Setup Run in Basespace

  1. Sign into Basespace, then go to the Prep tab, Biological Samples, and select Import Samples on the upper right. Use Illumina’s Sample Import Template to enter information about your samples. The SampleID and Name can be the same, but make sure they are unique for each sample. Species can be left blank. Upload the completed .csv to import your samples.

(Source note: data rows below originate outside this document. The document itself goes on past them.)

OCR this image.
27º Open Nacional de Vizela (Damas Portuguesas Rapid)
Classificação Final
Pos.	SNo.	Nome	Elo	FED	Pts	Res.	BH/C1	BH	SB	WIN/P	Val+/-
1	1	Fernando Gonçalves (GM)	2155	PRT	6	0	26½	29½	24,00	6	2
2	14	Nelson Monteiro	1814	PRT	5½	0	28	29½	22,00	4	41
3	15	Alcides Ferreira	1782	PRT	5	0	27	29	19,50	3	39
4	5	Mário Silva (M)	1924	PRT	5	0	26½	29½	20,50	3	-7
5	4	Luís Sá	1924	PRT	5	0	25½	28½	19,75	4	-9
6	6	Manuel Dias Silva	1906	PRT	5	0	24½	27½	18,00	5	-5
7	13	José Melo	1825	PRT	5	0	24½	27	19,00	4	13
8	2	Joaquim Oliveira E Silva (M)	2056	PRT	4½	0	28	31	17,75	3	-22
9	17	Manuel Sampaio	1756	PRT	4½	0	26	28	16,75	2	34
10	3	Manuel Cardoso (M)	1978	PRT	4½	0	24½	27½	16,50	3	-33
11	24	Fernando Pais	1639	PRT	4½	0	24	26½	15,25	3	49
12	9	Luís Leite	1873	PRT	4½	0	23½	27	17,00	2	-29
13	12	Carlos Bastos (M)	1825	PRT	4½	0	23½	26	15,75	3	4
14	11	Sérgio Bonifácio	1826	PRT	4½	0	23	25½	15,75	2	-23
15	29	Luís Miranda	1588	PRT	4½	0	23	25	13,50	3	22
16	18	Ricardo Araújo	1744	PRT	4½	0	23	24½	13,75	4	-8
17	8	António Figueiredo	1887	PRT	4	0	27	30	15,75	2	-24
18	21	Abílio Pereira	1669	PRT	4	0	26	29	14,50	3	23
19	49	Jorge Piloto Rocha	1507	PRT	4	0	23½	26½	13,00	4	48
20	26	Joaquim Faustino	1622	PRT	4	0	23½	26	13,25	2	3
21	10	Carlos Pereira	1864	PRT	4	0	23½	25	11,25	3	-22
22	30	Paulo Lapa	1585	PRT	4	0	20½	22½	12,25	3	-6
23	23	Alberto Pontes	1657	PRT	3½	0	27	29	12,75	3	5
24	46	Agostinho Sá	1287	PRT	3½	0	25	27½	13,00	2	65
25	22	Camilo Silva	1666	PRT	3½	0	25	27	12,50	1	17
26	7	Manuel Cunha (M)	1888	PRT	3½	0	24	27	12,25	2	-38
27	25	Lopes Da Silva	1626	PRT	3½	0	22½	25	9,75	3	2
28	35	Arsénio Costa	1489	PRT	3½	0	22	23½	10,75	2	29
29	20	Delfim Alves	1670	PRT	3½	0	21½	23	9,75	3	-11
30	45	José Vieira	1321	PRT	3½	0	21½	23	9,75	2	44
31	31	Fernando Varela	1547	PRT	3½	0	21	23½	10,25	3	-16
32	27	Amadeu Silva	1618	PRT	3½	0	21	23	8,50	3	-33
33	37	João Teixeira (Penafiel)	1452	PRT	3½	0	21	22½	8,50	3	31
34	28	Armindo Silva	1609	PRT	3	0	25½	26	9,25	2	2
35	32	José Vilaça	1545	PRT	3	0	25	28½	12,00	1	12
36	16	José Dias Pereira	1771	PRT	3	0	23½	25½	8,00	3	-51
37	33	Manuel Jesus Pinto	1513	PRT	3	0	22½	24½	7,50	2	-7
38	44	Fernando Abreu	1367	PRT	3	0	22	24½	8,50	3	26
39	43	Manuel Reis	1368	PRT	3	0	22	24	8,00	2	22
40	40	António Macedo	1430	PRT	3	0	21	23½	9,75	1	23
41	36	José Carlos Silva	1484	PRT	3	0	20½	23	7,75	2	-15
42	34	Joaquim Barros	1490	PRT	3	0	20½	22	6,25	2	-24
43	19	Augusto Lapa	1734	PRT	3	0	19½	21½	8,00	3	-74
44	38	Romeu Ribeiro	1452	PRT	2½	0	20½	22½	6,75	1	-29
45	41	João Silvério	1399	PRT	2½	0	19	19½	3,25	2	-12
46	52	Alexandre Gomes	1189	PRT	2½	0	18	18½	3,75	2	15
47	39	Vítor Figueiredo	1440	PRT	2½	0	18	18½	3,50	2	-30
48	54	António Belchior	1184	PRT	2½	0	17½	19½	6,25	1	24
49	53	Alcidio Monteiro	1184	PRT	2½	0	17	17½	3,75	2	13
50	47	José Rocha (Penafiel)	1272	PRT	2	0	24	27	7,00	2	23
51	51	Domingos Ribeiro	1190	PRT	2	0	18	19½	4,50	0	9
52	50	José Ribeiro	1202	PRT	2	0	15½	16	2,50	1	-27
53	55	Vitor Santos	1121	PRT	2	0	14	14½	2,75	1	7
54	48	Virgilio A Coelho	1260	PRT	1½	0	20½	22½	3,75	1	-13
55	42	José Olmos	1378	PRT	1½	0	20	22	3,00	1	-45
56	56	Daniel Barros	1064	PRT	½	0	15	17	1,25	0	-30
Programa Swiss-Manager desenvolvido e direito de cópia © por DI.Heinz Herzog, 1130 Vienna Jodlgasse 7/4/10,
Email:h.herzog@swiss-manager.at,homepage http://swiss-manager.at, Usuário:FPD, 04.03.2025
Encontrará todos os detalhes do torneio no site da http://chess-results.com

  2. Continue to Prep Libraries. Select your library prep kit based on the index format used. If you used our plate indexes select “IDT-ILMN TruSeq DNA-RNA UD 96 Indexes.” If you used another index format, you will need to use a different entry for library prep kit. The your project name as the Plate ID. For each sample, check the box next to it on the left, then drag the sample name to the appropriate index well.

  3. Proceed to Pool Libraries. Select all your samples on the left, then drag and drop in the pool on the right. Name the pool your project name.

  4. Continue to Plan Run. Select NextSeq and name your run your project name. Select Single Read or Paired End Read, then enter the cycle numbers based on your selected kit. For example, if you were doing a run using a High Output 75 Cycle kit, you would select Single Read and enter 76 for Read 1 Cycles and 0 for Read 2 Cycles.

  5. Press Sequence to complete planning the run. The run will now be available for selection on the sequencer.

Loading the Sequencer

The next step is to dilute and denature the prepared libraries. Illumina’s general guidelines for this on the NextSeq can be found here.

Illumina’s system guide for the NextSeq, which covers the sequening workflow, can be found here.

Your final loading concentration should be 1.3 - 1.8 pM, with most pools loaded at 1.4 or 1.5 pM.